Either way, by the end of the planning session, participants must see that an actual plan has been laid out and documented. "You've got to come up with something at the end or people will leave frustrated," Aug said.

The agenda should also do the following:

  • Revisit the practice's mission and vision, possibly even revising it.
  • Select initiatives and the criteria of following through on them (consistency with mission, resources, buy-in).
  • Write a plan that includes agreed-upon initiatives, obstacles, tasks, and timeline.
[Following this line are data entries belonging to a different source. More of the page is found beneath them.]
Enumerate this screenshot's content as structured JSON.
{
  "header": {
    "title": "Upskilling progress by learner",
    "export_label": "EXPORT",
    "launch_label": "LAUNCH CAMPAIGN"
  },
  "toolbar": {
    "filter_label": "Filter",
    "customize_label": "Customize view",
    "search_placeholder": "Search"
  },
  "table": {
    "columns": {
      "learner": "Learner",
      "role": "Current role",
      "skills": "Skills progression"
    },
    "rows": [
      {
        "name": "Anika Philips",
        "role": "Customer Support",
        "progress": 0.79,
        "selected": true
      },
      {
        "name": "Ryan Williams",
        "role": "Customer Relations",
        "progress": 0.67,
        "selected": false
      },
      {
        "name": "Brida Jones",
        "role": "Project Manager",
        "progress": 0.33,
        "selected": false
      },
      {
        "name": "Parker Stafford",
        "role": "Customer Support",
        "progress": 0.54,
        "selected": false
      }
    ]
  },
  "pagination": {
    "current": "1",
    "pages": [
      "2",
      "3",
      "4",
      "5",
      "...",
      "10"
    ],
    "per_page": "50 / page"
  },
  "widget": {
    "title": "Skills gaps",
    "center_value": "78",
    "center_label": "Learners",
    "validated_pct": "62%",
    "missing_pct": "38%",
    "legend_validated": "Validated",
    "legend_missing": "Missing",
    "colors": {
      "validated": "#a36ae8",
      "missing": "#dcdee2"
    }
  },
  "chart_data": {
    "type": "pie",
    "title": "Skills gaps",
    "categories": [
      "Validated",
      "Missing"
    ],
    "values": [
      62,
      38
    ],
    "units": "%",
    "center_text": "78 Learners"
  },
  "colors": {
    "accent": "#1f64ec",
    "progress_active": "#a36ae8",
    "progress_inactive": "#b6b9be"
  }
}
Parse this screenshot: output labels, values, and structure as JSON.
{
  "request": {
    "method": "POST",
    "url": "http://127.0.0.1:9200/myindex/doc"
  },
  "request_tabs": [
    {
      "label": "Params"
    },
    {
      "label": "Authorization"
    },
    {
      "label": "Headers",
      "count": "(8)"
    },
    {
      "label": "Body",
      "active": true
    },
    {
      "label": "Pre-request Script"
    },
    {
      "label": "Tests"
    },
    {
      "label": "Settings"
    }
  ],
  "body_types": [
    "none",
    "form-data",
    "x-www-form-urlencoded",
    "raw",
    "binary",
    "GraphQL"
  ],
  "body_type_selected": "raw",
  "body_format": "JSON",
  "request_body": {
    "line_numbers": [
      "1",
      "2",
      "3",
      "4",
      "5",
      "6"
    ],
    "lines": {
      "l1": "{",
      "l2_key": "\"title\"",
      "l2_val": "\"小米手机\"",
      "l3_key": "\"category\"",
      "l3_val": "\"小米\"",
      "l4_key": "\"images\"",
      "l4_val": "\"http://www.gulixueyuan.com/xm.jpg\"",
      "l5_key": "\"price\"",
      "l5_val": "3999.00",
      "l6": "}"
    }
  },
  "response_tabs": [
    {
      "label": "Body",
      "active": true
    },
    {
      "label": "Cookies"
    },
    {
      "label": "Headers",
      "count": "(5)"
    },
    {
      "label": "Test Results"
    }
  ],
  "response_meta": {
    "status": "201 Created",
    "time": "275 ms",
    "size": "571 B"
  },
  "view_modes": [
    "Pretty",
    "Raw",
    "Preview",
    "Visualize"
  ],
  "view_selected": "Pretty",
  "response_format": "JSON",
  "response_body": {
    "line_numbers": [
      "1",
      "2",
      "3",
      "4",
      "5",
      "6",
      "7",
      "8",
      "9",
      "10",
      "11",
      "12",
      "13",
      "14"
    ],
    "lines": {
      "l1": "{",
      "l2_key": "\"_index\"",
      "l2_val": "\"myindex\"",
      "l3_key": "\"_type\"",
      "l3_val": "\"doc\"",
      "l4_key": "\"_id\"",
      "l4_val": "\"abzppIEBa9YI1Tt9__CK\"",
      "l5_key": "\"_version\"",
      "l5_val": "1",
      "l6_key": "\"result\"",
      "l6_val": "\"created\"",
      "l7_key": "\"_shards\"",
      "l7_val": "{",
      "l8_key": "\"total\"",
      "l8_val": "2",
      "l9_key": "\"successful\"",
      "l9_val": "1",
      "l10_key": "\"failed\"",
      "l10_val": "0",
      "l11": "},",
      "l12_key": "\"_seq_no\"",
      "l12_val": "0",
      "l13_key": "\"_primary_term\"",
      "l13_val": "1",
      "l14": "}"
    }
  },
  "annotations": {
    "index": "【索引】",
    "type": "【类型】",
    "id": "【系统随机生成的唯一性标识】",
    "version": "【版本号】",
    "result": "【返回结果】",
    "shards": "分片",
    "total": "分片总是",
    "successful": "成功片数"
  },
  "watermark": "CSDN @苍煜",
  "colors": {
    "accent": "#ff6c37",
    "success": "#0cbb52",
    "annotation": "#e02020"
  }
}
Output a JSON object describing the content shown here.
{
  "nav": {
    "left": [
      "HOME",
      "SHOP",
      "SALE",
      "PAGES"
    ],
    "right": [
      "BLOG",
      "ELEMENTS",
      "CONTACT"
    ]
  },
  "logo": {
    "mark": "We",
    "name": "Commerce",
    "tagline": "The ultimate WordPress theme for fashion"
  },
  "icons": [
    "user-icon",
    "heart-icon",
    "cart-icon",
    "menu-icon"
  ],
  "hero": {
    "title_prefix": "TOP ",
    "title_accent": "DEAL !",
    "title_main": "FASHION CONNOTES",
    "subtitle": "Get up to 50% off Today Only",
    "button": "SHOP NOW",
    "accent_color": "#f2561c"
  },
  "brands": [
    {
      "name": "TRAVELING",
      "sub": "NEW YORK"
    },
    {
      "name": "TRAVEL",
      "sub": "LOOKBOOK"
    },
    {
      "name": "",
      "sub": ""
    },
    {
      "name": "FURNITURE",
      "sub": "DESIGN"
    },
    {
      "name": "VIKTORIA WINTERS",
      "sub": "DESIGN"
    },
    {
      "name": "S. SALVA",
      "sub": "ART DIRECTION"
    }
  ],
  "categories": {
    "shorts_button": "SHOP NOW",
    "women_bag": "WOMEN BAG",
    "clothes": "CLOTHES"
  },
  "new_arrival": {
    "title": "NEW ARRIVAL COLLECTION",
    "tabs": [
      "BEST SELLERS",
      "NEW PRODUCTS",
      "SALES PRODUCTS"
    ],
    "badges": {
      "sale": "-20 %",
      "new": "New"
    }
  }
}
In addition, there is a written presentation that Aug called a "situation audit," which will list the key takeaways that are slated for discussion at the retreat. This document should also identify a practice's primary strengths, weaknesses, opportunity, and threats.

"The situation audit is presented by the facilitator or the business administrator," Aug explained. "You've got this report and it has to be boiled down into small bits. It can't be 30 pages. If it's distributed to people ahead of time, that's better but it needs to be condensed more at the retreat."

Finally, Aug stressed that in addition to writing up the plan at the retreat, a system needs to be in place to execute the plan. "Part of (execution) is distributive accountability," he said. "The worst plan you can have has one person's name in the 'person responsible' column. Usually, it's the administrator. Part of the process is to get the people in strategic planning group to take ownership."

The planners will also have to figure out a way to communicate what happened at the retreat to those who did not attend, particularly the employees.

"It's a physician-driven process," Aug concluded. "It's got to come from the inside out. The plan is about 'we' and not 'me.' It's all about execution. Planning has to be part of your DNA. Once the retreat is over, people have to say: 'When are we revisiting this? How are we going to hold ourselves accountable? When will the next retreat be?' Then you know that it's been successful."